Pode-se mesmo ensinar a ler textos?


Temos ouvido essa pergunta muitas vezes. Alguns nos dizem que é autoritário levar os alunos a fazer determinada leitura de um texto e que, portanto, o professor deve incentivá-los à discussão sobre o texto e aceitar tudo o que disserem.

Comecemos por separar o joio do trigo. É verdade que um texto comporta várias leituras. Falo disso num artigo lá no Curso Português Pra Passar. Os textos que apresentamos devem ser discutidos.
Nossa leitura é uma entre as muitas possíveis. No entanto, não se pode aceitar toda e qualquer leitura. Há limites para a interpretação. Umberto Eco, na primeira página de seu livro Os limites da interpretação, conta a história de um escravo indiano, que, encarregado por seu senhor de levar uma carta e um cesto de figos a um certo destino, comeu uma grande parte da carga no caminho e entregou o resto à pessoa a quem ela tinha sido enviada. Esta, depois de ler a carta, não encontrando a quantidade de figos anunciada, acusou o escravo de os ter comido, contando-lhe o que a carta dizia. O escravo negou o fato, injuriando a carta e acusando-a de falso testemunho.

miniatura-A redação subjetiva os temas subjetivos

Algum tempo depois, tendo sido outra vez enviado com uma carga idêntica, acompanhada de uma carta que indicava o número exato de figos a entregar, o escravo comeu, novamente, uma boa parte das frutas, mas, antes de tocar nelas, pegou a carta e escondeu-a debaixo de uma grande pedra, para que, segundo pensava ele, ela não o visse comer os figos e não o acusasse dessa falta. Tendo sido de novo acusado de comer os figos pelo destinatário, ele confessou sua falta, admirando a divindade do papel.
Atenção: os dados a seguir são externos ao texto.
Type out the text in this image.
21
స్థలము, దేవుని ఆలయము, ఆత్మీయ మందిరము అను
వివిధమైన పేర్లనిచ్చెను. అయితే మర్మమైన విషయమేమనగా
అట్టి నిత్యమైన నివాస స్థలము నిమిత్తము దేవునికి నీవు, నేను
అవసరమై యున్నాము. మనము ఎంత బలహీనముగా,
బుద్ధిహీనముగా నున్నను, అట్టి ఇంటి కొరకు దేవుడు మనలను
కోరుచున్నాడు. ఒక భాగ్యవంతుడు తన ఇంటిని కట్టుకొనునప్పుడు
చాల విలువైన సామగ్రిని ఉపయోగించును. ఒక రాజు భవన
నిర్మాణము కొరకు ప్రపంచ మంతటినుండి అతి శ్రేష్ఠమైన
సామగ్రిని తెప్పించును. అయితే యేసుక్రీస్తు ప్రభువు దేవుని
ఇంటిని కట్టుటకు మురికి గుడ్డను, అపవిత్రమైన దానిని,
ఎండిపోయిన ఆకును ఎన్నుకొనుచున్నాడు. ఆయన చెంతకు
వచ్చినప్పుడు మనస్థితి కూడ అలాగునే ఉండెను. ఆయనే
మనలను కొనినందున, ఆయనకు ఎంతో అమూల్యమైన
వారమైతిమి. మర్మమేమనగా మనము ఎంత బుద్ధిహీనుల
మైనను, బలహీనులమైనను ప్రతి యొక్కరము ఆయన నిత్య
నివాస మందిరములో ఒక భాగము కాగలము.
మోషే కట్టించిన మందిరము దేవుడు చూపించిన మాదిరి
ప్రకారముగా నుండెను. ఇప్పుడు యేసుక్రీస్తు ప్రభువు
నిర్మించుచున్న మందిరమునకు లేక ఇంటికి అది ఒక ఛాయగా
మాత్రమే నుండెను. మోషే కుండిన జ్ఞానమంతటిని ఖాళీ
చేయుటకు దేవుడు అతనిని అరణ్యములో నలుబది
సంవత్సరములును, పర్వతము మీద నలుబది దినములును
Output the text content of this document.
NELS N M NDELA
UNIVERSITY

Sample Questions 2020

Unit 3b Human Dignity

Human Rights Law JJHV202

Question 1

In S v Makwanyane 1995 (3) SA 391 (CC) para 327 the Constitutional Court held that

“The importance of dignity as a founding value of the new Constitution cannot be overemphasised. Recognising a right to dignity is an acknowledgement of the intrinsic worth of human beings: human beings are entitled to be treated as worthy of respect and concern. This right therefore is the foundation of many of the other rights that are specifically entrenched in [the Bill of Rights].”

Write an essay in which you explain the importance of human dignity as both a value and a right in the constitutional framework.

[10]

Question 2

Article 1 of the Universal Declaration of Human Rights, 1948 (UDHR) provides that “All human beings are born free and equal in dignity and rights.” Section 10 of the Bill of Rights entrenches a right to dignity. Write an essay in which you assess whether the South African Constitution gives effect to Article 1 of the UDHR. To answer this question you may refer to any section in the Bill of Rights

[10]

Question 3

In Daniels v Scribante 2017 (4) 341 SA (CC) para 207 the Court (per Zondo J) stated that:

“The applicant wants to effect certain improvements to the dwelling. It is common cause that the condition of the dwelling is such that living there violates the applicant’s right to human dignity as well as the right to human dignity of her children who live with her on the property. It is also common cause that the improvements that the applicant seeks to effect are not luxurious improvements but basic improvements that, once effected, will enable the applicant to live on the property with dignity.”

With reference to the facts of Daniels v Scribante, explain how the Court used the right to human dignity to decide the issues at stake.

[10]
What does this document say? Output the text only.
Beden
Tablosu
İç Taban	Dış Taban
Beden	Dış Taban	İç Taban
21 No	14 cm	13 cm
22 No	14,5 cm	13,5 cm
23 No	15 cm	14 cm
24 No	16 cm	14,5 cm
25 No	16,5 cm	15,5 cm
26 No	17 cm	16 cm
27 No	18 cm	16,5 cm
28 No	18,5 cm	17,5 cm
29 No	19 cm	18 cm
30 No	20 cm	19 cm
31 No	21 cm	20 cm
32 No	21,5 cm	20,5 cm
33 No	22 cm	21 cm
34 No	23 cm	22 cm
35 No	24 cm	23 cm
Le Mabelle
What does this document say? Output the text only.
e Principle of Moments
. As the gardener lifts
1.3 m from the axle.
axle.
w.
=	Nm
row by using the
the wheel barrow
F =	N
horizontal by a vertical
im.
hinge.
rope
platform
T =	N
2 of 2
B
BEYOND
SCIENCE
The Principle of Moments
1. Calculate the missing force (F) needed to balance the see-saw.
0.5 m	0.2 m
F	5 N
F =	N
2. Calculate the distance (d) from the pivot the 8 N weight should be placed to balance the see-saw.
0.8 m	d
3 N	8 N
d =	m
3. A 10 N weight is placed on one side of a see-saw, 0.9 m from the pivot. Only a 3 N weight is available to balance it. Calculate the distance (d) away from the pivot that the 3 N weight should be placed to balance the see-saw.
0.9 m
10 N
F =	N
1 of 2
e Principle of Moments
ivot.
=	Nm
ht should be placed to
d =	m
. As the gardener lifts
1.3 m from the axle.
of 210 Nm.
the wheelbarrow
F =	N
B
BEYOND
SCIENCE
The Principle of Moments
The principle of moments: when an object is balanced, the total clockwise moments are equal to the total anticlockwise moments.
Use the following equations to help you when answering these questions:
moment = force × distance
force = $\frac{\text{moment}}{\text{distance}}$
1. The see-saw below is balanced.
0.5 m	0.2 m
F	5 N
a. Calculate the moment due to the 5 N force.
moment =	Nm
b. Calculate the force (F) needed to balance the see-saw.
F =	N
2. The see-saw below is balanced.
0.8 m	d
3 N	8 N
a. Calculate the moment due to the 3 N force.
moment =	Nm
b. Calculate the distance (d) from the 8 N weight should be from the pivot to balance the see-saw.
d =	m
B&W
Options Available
O que Eco pretende dizer com essa fábula é que o texto tem um núcleo de interpretação possível e não é o leitor que lhe atribui um sentido qualquer. Mesmo que esse texto fosse uma mensagem cifrada ou tivesse um sentido simbólico, haveria algumas leituras possíveis e outras não. Ensinar os mecanismos constitutivos do sentido do texto não é impor uma única leitura, é ensinar os limites da interpretação. É isso que este livro pretende fazer.

Cabe ainda uma última advertência sobre a questão do autoritarismo das leituras autorizadas. Dizer que todas as leituras são possíveis é afirmar que o texto do outro não existe, porque posso sempre pôr no lugar dele meu texto. Só uma sociedade que levou o individualismo à exacerbação poderia pensar que o meu sentido predomina sobre o do outro. Os autores deste livro partilham da ideia de que o sentido é social e de que, portanto, o outro, que se manifesta num texto, não pode ser ignorado.

Por último, lembro-me de forma saudosa de uma professora nos tempos de faculdade ainda. Dizia ela que os textos admitem várias interpretações, mas não todas as interpretações. Se ela já sabia o que Umberto Eco dizia, não sei.